I've got a a habit of starting off with something fairly small, simple then thinking.....but to do that I'd need to....and while I'm at it I should really....etc. Snowballing until it seems like a massive overwhelming nightmare! Then feel rubbish cause I've done nothing at all!
I started leaning music on wind instruments with notation nearly 30 years ago and that approach is still pretty much seared in my brain. For folk/pop/informal styles it totally makes sense to learn from the ground up in a different way
It"s a lot more tempting to click on "10 easy blues licks" rather than "these blues licks are actually quite challenging, but rewarding in the end"
I love books like outliers,bounce, talent code,peak,practice perfect etc. And this guy has some great learning tips on his page etc. I put a link to it on my iPad home page. This stuff is inspiring and helpful. Good post
Guitar Zero: The New Musician and the Science of Learning https://www.amazon.co.uk/dp/B006ZN0LJ6/ref=cm_sw_r_cp_apa_i_kVHqDb5NNN1Y6
I think another impact that internet has had on the learning experience is the way it puts people under pressure to become polymaths rather than just focusing on what they like. So much material is available on so many techniques, genres, sub genres that people question whether they have consumed and synthesized "enough" before being allowed to just play what they like playing.
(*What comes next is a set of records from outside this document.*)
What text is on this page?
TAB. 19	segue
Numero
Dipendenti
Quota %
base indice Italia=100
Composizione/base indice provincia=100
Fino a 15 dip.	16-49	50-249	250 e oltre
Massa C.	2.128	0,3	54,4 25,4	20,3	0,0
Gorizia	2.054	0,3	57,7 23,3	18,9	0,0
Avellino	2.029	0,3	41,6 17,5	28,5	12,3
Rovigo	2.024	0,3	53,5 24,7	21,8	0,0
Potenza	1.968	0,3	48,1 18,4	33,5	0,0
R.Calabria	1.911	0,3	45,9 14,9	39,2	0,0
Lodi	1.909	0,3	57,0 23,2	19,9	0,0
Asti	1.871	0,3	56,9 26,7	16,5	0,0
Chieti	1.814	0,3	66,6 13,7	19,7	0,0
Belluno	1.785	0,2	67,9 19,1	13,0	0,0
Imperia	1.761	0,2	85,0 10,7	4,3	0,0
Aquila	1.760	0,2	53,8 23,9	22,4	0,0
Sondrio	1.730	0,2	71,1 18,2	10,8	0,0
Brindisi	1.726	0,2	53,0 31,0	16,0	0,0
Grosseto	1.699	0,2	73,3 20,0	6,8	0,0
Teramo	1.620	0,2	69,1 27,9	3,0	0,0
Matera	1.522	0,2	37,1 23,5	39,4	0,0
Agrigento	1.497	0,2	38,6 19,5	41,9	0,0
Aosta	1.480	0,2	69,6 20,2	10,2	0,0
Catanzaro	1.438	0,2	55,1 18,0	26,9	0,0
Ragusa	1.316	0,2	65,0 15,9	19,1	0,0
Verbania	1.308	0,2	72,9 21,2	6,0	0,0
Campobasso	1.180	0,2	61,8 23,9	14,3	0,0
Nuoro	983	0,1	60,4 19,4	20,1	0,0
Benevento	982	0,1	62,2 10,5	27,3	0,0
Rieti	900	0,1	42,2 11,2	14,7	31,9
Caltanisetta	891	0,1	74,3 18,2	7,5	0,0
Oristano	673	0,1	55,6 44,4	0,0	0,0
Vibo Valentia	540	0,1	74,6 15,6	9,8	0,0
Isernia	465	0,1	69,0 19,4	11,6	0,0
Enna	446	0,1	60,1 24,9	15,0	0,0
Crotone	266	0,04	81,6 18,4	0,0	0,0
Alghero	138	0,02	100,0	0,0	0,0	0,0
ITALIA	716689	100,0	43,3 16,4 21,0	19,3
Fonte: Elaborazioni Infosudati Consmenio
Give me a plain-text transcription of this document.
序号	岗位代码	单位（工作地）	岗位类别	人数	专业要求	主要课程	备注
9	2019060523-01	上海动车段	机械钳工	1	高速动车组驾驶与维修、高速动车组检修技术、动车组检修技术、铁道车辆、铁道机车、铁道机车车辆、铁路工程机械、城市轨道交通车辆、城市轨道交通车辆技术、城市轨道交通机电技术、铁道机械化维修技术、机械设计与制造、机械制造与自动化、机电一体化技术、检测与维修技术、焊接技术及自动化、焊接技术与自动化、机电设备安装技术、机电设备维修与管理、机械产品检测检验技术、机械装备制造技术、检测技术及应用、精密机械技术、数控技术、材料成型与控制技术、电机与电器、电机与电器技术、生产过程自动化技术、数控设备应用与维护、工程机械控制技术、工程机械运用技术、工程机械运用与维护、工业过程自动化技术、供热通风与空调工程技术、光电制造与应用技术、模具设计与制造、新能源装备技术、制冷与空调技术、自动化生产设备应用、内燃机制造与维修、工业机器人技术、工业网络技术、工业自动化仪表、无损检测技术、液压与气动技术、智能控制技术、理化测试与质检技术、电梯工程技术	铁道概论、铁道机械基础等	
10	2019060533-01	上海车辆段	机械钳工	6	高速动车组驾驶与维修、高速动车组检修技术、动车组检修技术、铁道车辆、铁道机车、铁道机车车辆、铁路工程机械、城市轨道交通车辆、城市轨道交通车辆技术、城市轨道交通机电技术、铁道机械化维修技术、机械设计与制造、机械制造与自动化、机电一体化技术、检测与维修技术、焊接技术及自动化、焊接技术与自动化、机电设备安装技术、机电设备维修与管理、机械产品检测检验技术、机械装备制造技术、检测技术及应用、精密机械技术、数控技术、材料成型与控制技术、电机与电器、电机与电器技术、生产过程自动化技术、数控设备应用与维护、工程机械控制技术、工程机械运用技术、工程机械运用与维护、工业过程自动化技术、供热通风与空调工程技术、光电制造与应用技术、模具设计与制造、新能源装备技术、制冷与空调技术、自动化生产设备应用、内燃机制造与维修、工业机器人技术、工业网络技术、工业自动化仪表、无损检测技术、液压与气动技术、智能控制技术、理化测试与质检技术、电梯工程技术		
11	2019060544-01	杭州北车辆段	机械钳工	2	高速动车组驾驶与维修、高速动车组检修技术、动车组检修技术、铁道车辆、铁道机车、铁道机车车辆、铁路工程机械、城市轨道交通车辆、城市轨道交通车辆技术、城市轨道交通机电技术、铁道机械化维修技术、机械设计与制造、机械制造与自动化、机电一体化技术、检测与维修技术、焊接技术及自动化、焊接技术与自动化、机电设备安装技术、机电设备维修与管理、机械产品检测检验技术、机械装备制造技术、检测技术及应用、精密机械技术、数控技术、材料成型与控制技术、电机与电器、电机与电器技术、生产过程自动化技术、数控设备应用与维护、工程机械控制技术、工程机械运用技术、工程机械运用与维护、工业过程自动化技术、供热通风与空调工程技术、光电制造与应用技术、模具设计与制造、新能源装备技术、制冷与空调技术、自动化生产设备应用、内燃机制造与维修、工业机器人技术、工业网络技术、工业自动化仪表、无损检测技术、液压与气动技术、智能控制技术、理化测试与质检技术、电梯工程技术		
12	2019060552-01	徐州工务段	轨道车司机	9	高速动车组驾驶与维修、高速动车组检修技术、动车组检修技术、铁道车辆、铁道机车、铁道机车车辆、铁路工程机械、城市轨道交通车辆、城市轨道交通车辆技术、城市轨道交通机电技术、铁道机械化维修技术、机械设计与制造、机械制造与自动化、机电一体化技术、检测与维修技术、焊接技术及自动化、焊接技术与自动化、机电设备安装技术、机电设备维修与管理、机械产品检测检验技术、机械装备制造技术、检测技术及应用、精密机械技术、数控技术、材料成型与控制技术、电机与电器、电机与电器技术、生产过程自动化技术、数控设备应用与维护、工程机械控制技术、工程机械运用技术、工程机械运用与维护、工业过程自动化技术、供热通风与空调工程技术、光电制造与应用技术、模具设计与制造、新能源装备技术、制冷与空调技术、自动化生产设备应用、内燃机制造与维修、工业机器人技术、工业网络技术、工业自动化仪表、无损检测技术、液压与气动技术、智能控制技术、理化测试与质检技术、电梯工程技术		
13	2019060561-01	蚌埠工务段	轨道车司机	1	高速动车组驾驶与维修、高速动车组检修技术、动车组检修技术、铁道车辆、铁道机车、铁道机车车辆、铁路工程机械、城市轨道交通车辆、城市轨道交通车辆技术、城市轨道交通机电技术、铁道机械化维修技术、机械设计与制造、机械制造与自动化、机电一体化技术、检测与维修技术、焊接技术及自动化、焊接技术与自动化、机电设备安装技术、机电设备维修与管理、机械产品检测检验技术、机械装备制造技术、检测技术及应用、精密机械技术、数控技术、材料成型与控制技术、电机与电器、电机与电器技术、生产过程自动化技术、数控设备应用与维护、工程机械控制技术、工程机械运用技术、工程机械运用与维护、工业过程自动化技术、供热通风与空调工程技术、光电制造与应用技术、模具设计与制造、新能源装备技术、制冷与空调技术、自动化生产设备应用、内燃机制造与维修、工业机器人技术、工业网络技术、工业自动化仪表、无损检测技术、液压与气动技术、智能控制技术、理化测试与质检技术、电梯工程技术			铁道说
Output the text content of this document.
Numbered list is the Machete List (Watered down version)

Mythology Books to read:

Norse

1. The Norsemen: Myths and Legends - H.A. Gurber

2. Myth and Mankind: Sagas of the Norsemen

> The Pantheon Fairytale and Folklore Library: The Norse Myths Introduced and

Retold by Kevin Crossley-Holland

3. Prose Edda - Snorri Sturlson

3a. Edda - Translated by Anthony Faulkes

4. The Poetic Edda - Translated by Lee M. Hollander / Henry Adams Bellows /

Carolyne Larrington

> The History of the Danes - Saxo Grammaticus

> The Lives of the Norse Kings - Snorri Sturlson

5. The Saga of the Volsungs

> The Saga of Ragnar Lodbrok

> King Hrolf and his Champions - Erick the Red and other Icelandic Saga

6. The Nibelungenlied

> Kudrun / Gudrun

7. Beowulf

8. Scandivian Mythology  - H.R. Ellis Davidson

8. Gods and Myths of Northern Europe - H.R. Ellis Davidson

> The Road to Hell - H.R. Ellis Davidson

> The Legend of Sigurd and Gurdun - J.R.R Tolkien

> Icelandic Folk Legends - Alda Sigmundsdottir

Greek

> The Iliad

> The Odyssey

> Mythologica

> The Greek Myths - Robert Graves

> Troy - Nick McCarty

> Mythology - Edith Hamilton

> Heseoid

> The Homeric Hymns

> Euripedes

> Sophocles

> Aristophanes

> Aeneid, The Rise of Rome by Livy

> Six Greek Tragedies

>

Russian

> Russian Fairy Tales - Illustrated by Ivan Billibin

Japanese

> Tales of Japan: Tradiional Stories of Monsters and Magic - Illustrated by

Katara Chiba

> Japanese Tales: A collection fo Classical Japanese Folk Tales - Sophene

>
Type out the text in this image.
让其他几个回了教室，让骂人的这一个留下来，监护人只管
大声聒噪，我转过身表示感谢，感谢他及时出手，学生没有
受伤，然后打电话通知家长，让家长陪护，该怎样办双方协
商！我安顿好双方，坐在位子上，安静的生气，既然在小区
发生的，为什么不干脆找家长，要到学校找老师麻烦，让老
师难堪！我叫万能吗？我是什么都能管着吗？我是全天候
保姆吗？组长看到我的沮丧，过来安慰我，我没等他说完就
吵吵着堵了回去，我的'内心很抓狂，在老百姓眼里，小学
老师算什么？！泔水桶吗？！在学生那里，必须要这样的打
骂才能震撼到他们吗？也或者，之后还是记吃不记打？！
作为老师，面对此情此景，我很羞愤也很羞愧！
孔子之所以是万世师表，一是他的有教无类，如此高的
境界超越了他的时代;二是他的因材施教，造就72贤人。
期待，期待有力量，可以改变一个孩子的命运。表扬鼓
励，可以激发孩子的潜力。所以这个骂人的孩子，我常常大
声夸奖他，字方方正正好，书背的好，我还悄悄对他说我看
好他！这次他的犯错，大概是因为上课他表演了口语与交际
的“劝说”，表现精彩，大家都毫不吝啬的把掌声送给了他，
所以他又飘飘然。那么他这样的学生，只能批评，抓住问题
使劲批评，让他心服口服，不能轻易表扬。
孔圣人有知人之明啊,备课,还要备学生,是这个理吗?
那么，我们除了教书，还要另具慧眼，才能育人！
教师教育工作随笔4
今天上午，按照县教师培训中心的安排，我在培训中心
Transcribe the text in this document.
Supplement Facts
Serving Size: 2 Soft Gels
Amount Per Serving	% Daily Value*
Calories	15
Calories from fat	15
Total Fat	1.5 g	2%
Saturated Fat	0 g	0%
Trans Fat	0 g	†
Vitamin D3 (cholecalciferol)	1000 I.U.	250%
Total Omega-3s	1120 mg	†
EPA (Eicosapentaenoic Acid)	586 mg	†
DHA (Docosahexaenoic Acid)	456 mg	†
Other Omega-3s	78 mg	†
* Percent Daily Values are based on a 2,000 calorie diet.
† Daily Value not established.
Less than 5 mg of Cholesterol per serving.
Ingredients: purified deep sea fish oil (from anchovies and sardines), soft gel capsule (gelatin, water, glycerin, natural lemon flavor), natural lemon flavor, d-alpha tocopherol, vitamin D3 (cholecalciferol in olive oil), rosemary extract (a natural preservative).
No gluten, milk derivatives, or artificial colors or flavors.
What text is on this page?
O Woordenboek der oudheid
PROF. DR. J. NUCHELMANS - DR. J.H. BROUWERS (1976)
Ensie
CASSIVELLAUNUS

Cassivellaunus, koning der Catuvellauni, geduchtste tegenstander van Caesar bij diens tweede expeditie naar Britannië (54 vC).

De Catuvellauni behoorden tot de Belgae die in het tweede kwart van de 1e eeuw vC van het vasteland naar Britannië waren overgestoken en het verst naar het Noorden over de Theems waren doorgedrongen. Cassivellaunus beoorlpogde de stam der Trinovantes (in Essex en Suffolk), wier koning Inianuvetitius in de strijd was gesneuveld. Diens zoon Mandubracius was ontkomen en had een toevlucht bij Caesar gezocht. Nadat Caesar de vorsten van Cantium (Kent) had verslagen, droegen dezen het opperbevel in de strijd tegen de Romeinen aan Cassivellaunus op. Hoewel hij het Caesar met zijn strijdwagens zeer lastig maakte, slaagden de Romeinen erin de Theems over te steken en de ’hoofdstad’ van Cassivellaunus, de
And then when you read interviews with great players one consistent theme is they just latched onto things they liked the sound of and very soon started doing their own thing with them...all the while just being driven by doing what they liked.
I like the setting too. A nice change from the visual clutter of a room that’s been arranged to look impressive as a video background. Room reverberation is the unnoticed sonic clutter in a lot of videos. Recording outside clears up the soundscape. The whole video says “calm down and focus on the important things”.